Ce que c’est vraiment
Les pommes de terre sont taillées crues, en rondelles de deux à trois millimètres, et surtout pas rincées — l’amidon de surface est l’agent liant du plat. Le lait et la crème les cuisent lentement, l’ail est frotté au plat ou infusé dans le liquide, la muscade reste discrète. La version stricte se passe de fromage, ce qui n’est pas un appauvrissement mais un choix de texture : sans caséine fondue, la crème reste souple au lieu de filer. Le gratin savoyard, lui, assume le fromage et le bouillon, et c’est un autre plat.
En cuisine
La faute la plus fréquente consiste à précuire les pommes de terre à l’eau, ce qui lessive l’amidon et donne un gratin qui rend du jus.
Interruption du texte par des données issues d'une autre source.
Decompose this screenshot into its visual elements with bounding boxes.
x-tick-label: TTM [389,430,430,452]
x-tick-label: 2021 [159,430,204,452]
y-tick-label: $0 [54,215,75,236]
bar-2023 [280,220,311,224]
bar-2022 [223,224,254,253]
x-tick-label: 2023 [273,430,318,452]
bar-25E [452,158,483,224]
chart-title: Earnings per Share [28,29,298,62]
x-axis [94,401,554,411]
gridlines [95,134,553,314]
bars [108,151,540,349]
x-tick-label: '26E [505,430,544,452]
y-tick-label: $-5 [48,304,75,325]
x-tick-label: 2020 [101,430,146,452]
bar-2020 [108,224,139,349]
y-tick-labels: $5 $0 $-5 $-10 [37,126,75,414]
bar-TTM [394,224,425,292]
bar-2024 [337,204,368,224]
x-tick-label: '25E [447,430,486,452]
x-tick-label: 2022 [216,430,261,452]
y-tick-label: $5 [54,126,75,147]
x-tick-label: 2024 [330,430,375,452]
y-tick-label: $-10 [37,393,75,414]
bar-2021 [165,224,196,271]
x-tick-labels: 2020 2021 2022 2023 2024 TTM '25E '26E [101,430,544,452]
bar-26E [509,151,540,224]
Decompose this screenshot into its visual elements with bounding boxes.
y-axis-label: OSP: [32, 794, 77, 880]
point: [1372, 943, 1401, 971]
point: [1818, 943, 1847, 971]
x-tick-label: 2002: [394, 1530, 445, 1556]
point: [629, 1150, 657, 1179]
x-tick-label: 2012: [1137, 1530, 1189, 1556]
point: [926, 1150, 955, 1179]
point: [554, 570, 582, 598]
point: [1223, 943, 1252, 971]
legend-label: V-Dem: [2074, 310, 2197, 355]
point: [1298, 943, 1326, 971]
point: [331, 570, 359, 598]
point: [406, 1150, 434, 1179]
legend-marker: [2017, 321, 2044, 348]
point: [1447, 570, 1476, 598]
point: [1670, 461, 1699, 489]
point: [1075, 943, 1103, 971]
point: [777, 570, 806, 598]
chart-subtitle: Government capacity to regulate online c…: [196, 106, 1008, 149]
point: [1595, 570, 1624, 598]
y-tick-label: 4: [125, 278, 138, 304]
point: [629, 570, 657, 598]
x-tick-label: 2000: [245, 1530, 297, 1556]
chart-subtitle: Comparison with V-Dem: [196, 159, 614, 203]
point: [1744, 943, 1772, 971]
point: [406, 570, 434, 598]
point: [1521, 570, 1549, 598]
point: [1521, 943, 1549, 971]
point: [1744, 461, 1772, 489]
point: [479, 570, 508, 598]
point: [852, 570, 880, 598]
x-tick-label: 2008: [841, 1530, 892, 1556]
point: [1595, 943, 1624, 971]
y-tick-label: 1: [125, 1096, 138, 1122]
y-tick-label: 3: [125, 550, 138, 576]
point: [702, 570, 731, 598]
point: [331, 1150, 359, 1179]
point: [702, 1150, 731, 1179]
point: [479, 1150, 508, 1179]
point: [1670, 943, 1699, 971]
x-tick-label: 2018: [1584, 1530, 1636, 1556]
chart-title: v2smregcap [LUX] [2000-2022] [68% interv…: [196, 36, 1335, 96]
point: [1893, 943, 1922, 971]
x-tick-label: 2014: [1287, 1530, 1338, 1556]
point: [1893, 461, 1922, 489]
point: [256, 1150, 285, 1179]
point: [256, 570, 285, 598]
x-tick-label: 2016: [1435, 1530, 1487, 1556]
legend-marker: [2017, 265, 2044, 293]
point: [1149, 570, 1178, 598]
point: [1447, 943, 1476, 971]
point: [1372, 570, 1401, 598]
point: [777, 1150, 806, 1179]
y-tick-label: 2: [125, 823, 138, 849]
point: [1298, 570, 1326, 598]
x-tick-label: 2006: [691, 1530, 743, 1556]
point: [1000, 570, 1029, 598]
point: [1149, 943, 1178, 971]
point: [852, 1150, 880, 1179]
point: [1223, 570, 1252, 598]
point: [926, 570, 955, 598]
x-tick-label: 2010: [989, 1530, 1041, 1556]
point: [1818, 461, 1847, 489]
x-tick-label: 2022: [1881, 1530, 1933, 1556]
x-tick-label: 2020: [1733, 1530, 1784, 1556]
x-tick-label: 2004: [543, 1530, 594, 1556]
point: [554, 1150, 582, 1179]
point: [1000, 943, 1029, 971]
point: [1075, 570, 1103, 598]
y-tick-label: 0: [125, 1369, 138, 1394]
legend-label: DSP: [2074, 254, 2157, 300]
Un blanchiment rapide dans le lait lui-même est en revanche défendable, il amorce la gélatinisation sans rien perdre. La cuisson demande du temps à chaleur douce, autour de 150 à 160 °C, pendant une heure et demie ou plus selon l’épaisseur du plat. Vous vérifiez la cuisson à la pointe du couteau au centre, et vous laissez reposer avant de servir pour que le liquide finisse de prendre.
À table
Il accompagne les viandes rôties et les gibiers, où son gras répond aux sucs. En plat seul, une salade à l’huile de noix et au vinaigre franc compense sa richesse.
Valeurs nutritionnelles
Valeurs moyennes pour 100 g, d’après la table CIQUAL de l’ANSES.
| Pour 100 g | Quantité |
|---|---|
| Énergie | 112 kcal |
| Matières grasses | 4,2 g |
| — dont acides gras saturés | 2,7 g |
| Glucides | 14,5 g |
| — dont sucres | 2,1 g |
| Fibres | 1,5 g |
| Protéines | 3,4 g |
| Sel | 0,81 g |
Source : ANSES-CIQUAL 2020 (« Gratin dauphinois »). Valeurs indicatives pour un produit courant ; elles varient selon la marque, l’affinage ou la recette. Aucune allégation de santé.